For the ‘release’ I have a separate image which only contains the binary, just like you suggested.

In the end what I want to achieve is to have fast CI builds, do you think my best bet for that is to setup a cache using for example cachix?

iwanb · May 20, 2024, 8:32am

By default the built docker images do not include the Nix database, so nix does not know which packages are already in the store and it will re-download/build everything.

You can use dockerTools.buildImageWithNixDb to include the DB, then it should not rebuild (or buildLayeredImageWithNixDb). It can be a bit tricky unfortunately to include all the inputs you need to build without triggering a re-download/re-build.

It looks like those functions are currently not documented, they work the same as the equivalents without the WithNixDb suffix. Documentation: missing documentation for certain `dockerTools` functions · Issue #283715 · NixOS/nixpkgs · GitHub

manuel2258 · May 20, 2024, 1:56pm

I already tried the withNixDb (both layered and not layered) functions, but all the packages within the container using that image, where still rebuilded everytime.

What files / entries in files are required for a derivation folder present in the store to be used?

And what are nice ways of debugging this / finding out why nix decides on when to rebuild?

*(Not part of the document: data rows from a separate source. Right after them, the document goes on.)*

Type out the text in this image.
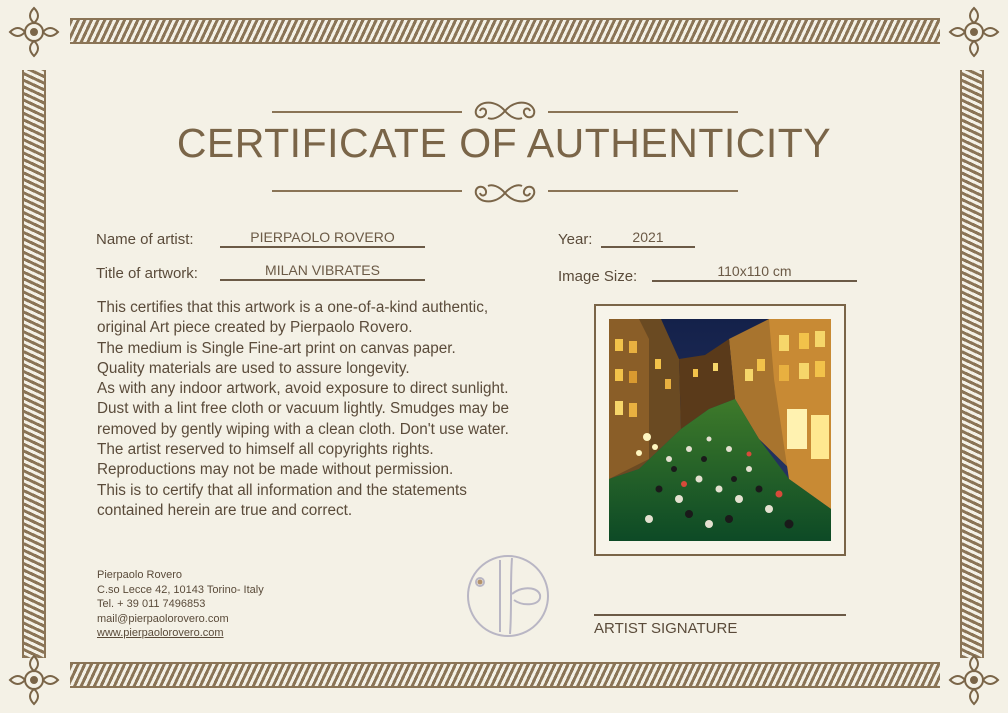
CERTIFICATE OF AUTHENTICITY
Name of artist:	PIERPAOLO ROVERO
Title of artwork:	MILAN VIBRATES
Year:	2021
Image Size:	110x110 cm
This certifies that this artwork is a one-of-a-kind authentic,
original Art piece created by Pierpaolo Rovero.
The medium is Single Fine-art print on canvas paper.
Quality materials are used to assure longevity.
As with any indoor artwork, avoid exposure to direct sunlight.
Dust with a lint free cloth or vacuum lightly. Smudges may be
removed by gently wiping with a clean cloth. Don't use water.
The artist reserved to himself all copyrights rights.
Reproductions may not be made without permission.
This is to certify that all information and the statements
contained herein are true and correct.
Pierpaolo Rovero
C.so Lecce 42, 10143 Torino- Italy
Tel. + 39 011 7496853
mail@pierpaolorovero.com
www.pierpaolorovero.com	ARTIST SIGNATURE
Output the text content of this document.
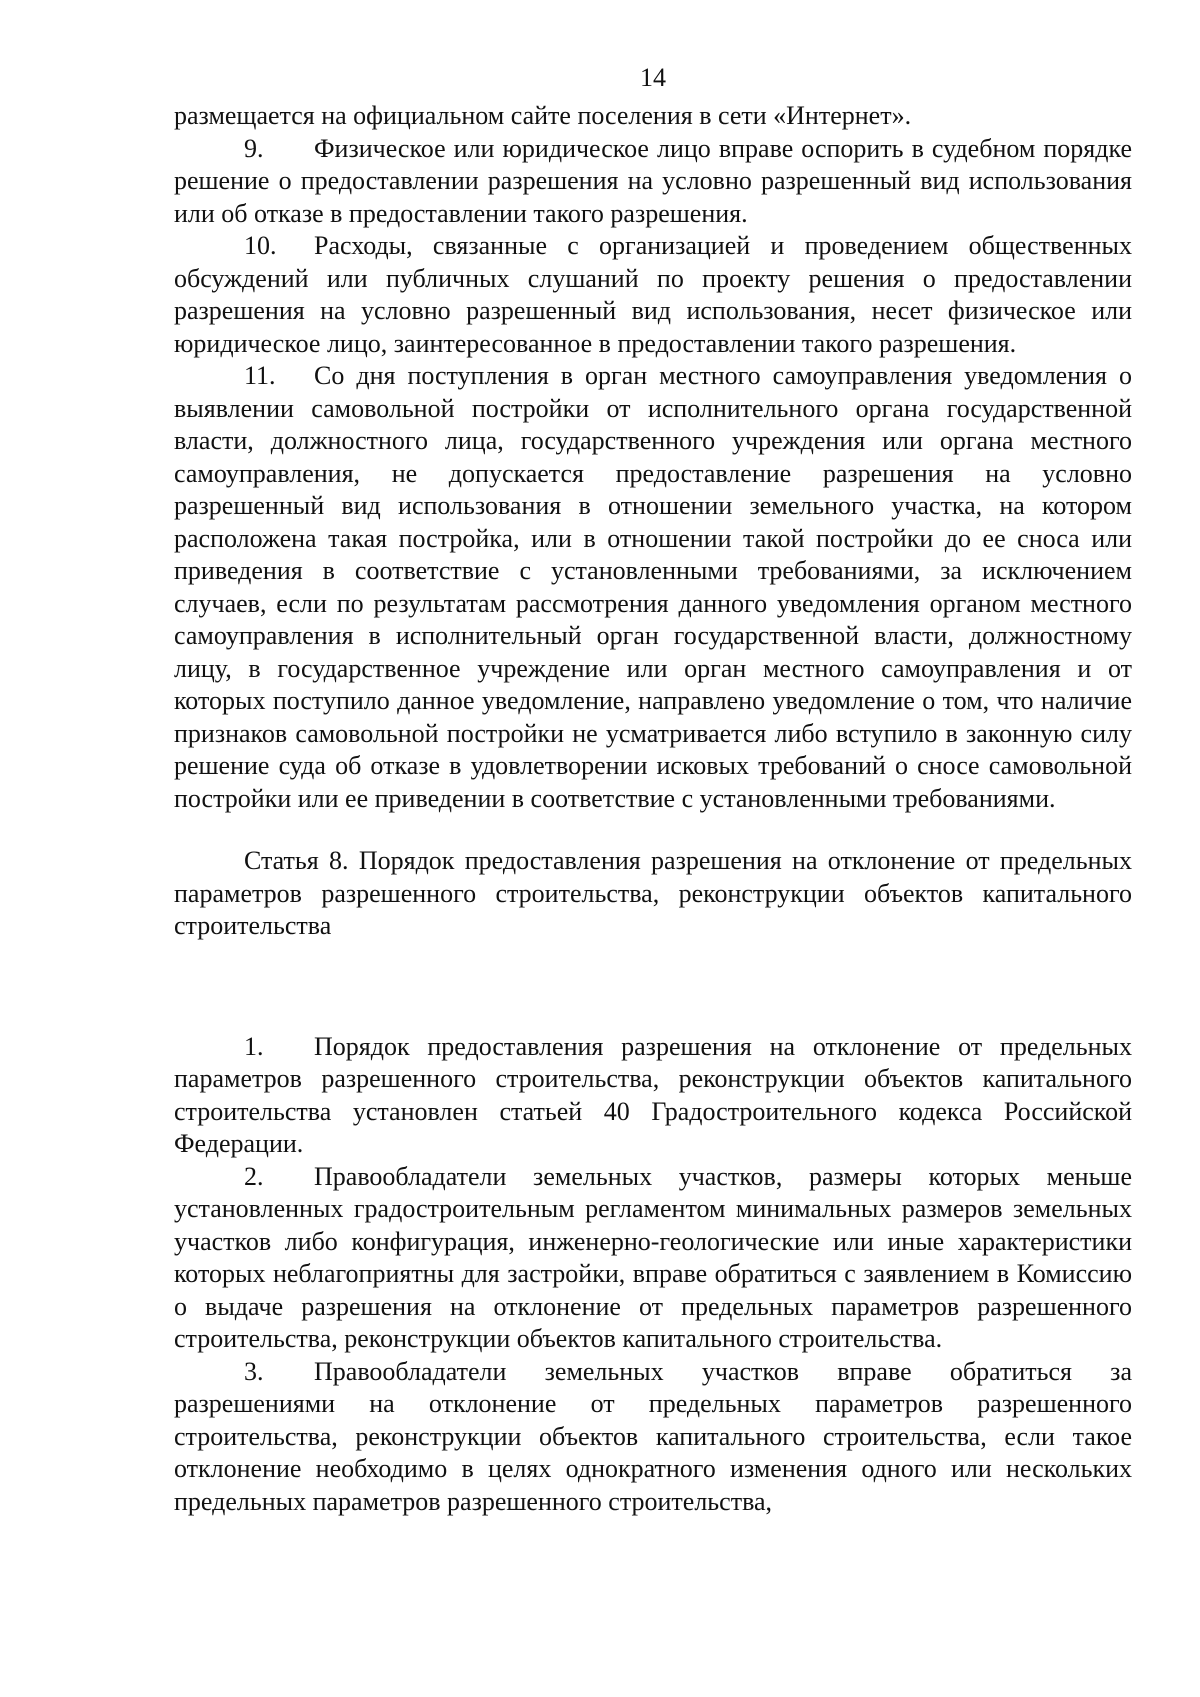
14

размещается на официальном сайте поселения в сети «Интернет».

9. Физическое или юридическое лицо вправе оспорить в судебном порядке решение о предоставлении разрешения на условно разрешенный вид использования или об отказе в предоставлении такого разрешения.

10. Расходы, связанные с организацией и проведением общественных обсуждений или публичных слушаний по проекту решения о предоставлении разрешения на условно разрешенный вид использования, несет физическое или юридическое лицо, заинтересованное в предоставлении такого разрешения.

11. Со дня поступления в орган местного самоуправления уведомления о выявлении самовольной постройки от исполнительного органа государственной власти, должностного лица, государственного учреждения или органа местного самоуправления, не допускается предоставление разрешения на условно разрешенный вид использования в отношении земельного участка, на котором расположена такая постройка, или в отношении такой постройки до ее сноса или приведения в соответствие с установленными требованиями, за исключением случаев, если по результатам рассмотрения данного уведомления органом местного самоуправления в исполнительный орган государственной власти, должностному лицу, в государственное учреждение или орган местного самоуправления и от которых поступило данное уведомление, направлено уведомление о том, что наличие признаков самовольной постройки не усматривается либо вступило в законную силу решение суда об отказе в удовлетворении исковых требований о сносе самовольной постройки или ее приведении в соответствие с установленными требованиями.

Статья 8. Порядок предоставления разрешения на отклонение от предельных параметров разрешенного строительства, реконструкции объектов капитального строительства

1. Порядок предоставления разрешения на отклонение от предельных параметров разрешенного строительства, реконструкции объектов капитального строительства установлен статьей 40 Градостроительного кодекса Российской Федерации.

2. Правообладатели земельных участков, размеры которых меньше установленных градостроительным регламентом минимальных размеров земельных участков либо конфигурация, инженерно-геологические или иные характеристики которых неблагоприятны для застройки, вправе обратиться с заявлением в Комиссию о выдаче разрешения на отклонение от предельных параметров разрешенного строительства, реконструкции объектов капитального строительства.

3. Правообладатели земельных участков вправе обратиться за разрешениями на отклонение от предельных параметров разрешенного строительства, реконструкции объектов капитального строительства, если такое отклонение необходимо в целях однократного изменения одного или нескольких предельных параметров разрешенного строительства,
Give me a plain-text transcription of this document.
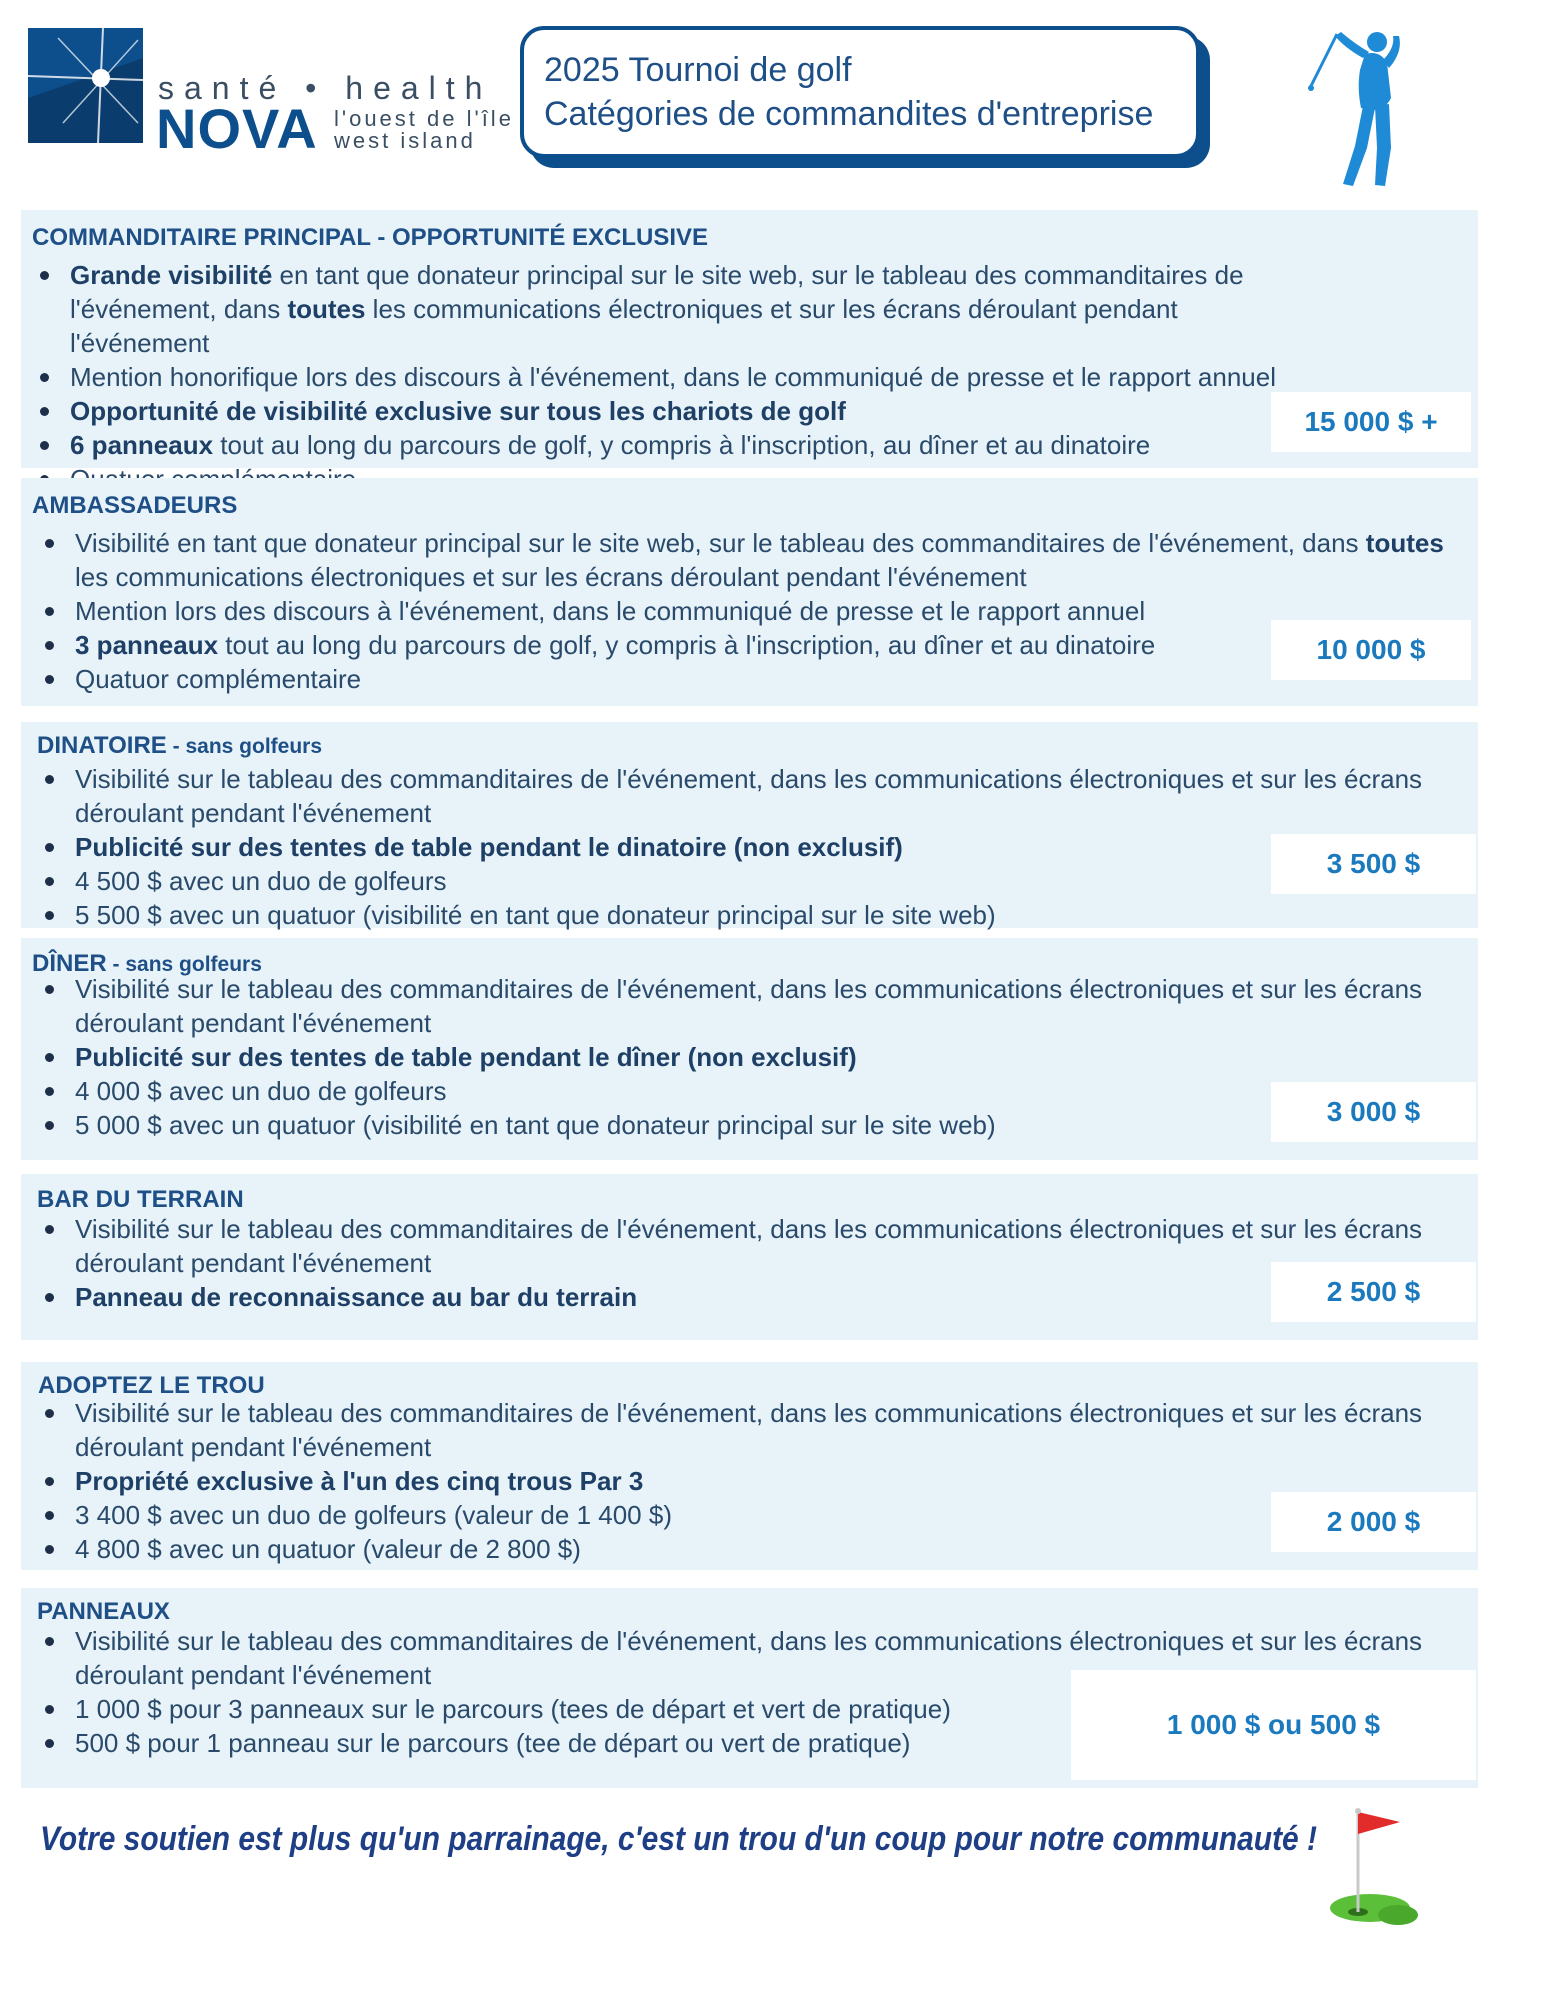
santé • health
NOVA l'ouest de l'île
west island
2025 Tournoi de golf
Catégories de commandites d'entreprise
COMMANDITAIRE PRINCIPAL - OPPORTUNITÉ EXCLUSIVE
Grande visibilité en tant que donateur principal sur le site web, sur le tableau des commanditaires de l'événement, dans toutes les communications électroniques et sur les écrans déroulant pendant l'événement
Mention honorifique lors des discours à l'événement, dans le communiqué de presse et le rapport annuel
Opportunité de visibilité exclusive sur tous les chariots de golf
6 panneaux tout au long du parcours de golf, y compris à l'inscription, au dîner et au dinatoire
15 000 $ +
AMBASSADEURS
Visibilité en tant que donateur principal sur le site web, sur le tableau des commanditaires de l'événement, dans toutes les communications électroniques et sur les écrans déroulant pendant l'événement
Mention lors des discours à l'événement, dans le communiqué de presse et le rapport annuel
3 panneaux tout au long du parcours de golf, y compris à l'inscription, au dîner et au dinatoire
Quatuor complémentaire
10 000 $
DINATOIRE - sans golfeurs
Visibilité sur le tableau des commanditaires de l'événement, dans les communications électroniques et sur les écrans déroulant pendant l'événement
Publicité sur des tentes de table pendant le dinatoire (non exclusif)
4 500 $ avec un duo de golfeurs
5 500 $ avec un quatuor (visibilité en tant que donateur principal sur le site web)
3 500 $
DÎNER - sans golfeurs
Visibilité sur le tableau des commanditaires de l'événement, dans les communications électroniques et sur les écrans déroulant pendant l'événement
Publicité sur des tentes de table pendant le dîner (non exclusif)
4 000 $ avec un duo de golfeurs
5 000 $ avec un quatuor (visibilité en tant que donateur principal sur le site web)	3 000 $
BAR DU TERRAIN
Visibilité sur le tableau des commanditaires de l'événement, dans les communications électroniques et sur les écrans déroulant pendant l'événement
Panneau de reconnaissance au bar du terrain	2 500 $
ADOPTEZ LE TROU
Visibilité sur le tableau des commanditaires de l'événement, dans les communications électroniques et sur les écrans déroulant pendant l'événement
Propriété exclusive à l'un des cinq trous Par 3
3 400 $ avec un duo de golfeurs (valeur de 1 400 $)
4 800 $ avec un quatuor (valeur de 2 800 $)
2 000 $
PANNEAUX
Visibilité sur le tableau des commanditaires de l'événement, dans les communications électroniques et sur les écrans déroulant pendant l'événement
1 000 $ pour 3 panneaux sur le parcours (tees de départ et vert de pratique)
500 $ pour 1 panneau sur le parcours (tee de départ ou vert de pratique)
1 000 $ ou 500 $
Votre soutien est plus qu'un parrainage, c'est un trou d'un coup pour notre communauté !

manuel2258 · May 31, 2024, 8:33am

While I was not able to solve this issue using my original idea, I just employed cachix now, which works perfectly for my use case and is free for open source projects, which I didn’t know …

I guess I will still keep this open, as the original question was not solved?

iwanb · June 8, 2024, 5:43pm

I do something very similar and using dockerTools.buildImageWithNixDb works for me.

Maybe something is preventing nix from using the DB in the resulting container?